18/03/2012

Cemburu


DI senja ini aku adalah sepatah kata yang tak bermakna. Sayapku patah melunglai tak berdaya. Rapuh bersimbah penat dan jerih. Hanya seperti konjungsi dalam kalimat tak beraturan. Hanya seperti muara yang mengasimilasi sungai ke lautan luas. Hanya seperti senja yang mengantarkan siang ke peraduan malam. Bingung menerangkan arti tentang maksud hati yang selalu bersenandung sumbang.

Aku ingin mencintaimu secara sederhana, seperti kata yang tak mampu mengungkap sesuatu secara sempurna. Tak cukup kata untuk menjelaskannya. Tak cukup arti untuk mendefinisikannya. Tak cukup tanda untuk memaknainya. Pernah kutawarkan tentang cinta yang sederhana kepadamu, pun sepadan dengan syukur dalam caramu menerimanya.

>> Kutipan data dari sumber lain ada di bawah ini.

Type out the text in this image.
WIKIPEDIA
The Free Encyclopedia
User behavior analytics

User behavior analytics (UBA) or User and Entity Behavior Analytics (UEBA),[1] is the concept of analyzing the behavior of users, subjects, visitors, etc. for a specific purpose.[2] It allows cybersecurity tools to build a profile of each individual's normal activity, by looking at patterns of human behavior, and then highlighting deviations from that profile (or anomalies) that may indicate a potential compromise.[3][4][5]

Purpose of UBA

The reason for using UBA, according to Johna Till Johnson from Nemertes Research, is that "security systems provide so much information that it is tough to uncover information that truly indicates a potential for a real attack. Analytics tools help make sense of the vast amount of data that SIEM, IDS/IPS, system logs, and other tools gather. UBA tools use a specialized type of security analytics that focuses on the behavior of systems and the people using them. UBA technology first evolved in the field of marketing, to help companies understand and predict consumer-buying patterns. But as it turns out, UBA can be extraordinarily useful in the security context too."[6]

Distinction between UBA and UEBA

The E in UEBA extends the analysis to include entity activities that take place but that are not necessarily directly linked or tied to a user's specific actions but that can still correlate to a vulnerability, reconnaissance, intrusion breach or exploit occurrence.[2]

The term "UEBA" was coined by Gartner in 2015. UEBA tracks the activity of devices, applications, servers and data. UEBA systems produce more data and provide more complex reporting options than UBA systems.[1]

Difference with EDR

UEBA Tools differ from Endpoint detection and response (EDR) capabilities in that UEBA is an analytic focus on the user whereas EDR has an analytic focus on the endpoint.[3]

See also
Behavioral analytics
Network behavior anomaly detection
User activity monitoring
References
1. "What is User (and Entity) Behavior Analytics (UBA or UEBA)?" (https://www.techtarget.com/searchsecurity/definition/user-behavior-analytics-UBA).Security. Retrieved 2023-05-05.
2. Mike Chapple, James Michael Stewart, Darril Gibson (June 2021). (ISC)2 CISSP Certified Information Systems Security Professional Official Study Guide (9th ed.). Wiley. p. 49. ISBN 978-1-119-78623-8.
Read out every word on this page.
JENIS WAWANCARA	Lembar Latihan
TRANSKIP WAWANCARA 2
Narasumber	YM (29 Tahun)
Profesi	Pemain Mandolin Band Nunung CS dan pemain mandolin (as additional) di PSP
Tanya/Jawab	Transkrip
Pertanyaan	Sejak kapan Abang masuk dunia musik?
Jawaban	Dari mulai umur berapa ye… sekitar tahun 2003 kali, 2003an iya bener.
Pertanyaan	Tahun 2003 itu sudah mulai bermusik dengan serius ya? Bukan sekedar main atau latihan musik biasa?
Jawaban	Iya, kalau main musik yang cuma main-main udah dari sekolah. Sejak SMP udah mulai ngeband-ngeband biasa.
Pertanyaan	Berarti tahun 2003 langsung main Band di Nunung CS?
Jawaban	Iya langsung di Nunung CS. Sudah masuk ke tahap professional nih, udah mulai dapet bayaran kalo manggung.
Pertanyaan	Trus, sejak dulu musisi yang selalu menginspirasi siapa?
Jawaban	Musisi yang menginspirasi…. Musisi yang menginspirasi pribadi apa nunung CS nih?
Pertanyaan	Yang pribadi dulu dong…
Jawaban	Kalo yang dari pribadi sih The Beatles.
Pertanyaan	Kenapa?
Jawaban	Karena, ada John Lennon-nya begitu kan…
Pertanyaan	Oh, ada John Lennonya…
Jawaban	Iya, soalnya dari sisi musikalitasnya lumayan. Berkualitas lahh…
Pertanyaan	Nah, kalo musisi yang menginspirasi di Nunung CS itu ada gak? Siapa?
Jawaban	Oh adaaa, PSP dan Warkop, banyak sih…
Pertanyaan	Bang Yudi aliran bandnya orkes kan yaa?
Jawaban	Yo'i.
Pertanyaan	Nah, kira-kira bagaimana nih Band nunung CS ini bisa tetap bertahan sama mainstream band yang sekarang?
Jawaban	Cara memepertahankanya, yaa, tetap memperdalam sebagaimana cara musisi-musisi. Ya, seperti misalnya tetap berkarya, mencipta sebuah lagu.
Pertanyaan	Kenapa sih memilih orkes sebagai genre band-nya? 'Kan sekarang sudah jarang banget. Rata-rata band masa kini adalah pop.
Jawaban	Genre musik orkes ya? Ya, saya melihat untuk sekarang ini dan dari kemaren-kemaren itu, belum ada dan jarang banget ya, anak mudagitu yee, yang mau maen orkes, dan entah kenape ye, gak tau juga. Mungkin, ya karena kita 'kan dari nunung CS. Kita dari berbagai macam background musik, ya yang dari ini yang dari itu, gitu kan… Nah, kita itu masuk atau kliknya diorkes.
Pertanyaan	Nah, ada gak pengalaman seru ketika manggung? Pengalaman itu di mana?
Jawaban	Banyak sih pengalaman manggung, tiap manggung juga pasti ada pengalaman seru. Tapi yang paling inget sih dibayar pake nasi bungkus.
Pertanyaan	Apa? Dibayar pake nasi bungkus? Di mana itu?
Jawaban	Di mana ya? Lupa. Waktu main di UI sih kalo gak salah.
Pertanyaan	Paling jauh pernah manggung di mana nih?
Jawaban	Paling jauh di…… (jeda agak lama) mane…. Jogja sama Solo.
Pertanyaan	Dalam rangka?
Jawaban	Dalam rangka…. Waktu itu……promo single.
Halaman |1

Kau bagai angin di bawah sayapku. Tanpamu, sendiri aku tak bisa seimbang. Sejenak telah kucoba sumbar merajai angkuhku. Seketika ciut menyadari lemahku tak bersandingmu. Lalu kepada siapa jerit ini kutengadahkan? Kepada siapa penat ini kukeluhkan? Kepada siapa payah ini akan kujerihkan? Pun senja tak menimpali apa-apa. Sekadar untuk menyiratkan peduli melalui lembayung di ujung samudera.

Di senja ini aku tahu kau sedang apa dan di mana. Pikiranku pasrah mengizini, hatiku sengal mengingkari. Seperti madu, hanya mencair di depan api dan tak membeku kecuali bila diletakkan di atas es. Tak mencair, pun tak membeku. Siang sekan lambat melambai malam, pun malam enggan merangai siang. Sendiri aku di sini, bersama senja yang tak berkesudahan. Kini aku rela mengakui, aku sedang cemburu.

(Di senja hari, Makassar, 18 Maret 2012)

2 comments:

  1. sebuah pengakuan yang jujur dari dalam hati sang penulis...Who Is She?